German Finance Minister Peer Steinbrück vowed last year "to put the screws" on Liechtenstein, while Chancellor Angela Merkel threatened to isolate it from the rest of Europe if it failed to smarten up its act.

Liechtenstein - dubbed an "uncooperative tax haven" by the Organisation for Economic Cooperation and Development (OECD) along with Andorra and Monaco - retaliated angrily.

The principality, measuring just 160 square kilometres (62 square miles) with a population of 35,000 bordering Austria and Switzerland, issued an international arrest warrant for the mole.

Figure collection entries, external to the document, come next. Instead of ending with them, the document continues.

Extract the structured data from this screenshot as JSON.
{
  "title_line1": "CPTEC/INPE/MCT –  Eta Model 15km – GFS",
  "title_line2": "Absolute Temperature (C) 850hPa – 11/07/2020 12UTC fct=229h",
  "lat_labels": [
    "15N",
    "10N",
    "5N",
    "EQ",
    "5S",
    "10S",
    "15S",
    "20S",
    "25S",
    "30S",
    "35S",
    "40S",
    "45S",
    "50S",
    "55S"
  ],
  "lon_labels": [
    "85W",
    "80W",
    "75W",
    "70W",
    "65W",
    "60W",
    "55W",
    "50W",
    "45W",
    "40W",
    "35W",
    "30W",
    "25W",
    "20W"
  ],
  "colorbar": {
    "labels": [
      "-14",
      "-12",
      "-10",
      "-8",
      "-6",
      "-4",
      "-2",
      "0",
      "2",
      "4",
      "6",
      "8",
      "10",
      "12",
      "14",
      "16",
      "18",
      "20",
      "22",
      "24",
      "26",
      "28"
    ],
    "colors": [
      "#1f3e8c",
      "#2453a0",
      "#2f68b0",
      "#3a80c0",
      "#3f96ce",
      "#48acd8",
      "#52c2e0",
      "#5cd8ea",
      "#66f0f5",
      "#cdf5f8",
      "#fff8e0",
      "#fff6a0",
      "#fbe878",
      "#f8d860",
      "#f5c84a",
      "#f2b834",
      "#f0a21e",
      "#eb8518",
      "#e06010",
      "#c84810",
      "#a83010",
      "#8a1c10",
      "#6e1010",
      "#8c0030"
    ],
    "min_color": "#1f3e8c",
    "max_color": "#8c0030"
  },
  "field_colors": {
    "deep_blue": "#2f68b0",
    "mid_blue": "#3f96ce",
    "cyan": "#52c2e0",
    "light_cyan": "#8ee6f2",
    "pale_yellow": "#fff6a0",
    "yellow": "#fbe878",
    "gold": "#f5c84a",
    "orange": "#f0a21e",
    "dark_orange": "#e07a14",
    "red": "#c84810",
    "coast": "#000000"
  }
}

Liechtenstein's Crown Prince Alois accused Germany of undermining its sovereignty and breaking the law, and the royal household suspended loans of art works from its collection to a museum in Munich, southern Germany.

The head of the Swiss Bankers' Association, meanwhile, said Germany's investigations "call to mind methods worthy of the Gestapo" - comments for which he later apologised.

The scandal has added to growing anger within Germany about "fat-cat" executives, as the country hits its worst postwar slump with half a million people expected by the government to lose their jobs this year.

The middle class has been shown to be shrinking and a study last Wednesday by one of the top economic research institutes revealed a widening gap between rich and poor.

High levels of pay and corporate corruption scandals at automaker Volkswagen and engineering giant Siemens have also dented the image of the country's company executives.

Since the Liechtenstein affair erupted, German authorities have managed to claw back €150 million after tax cheats voluntarily came forward in the hope of avoiding prosecution.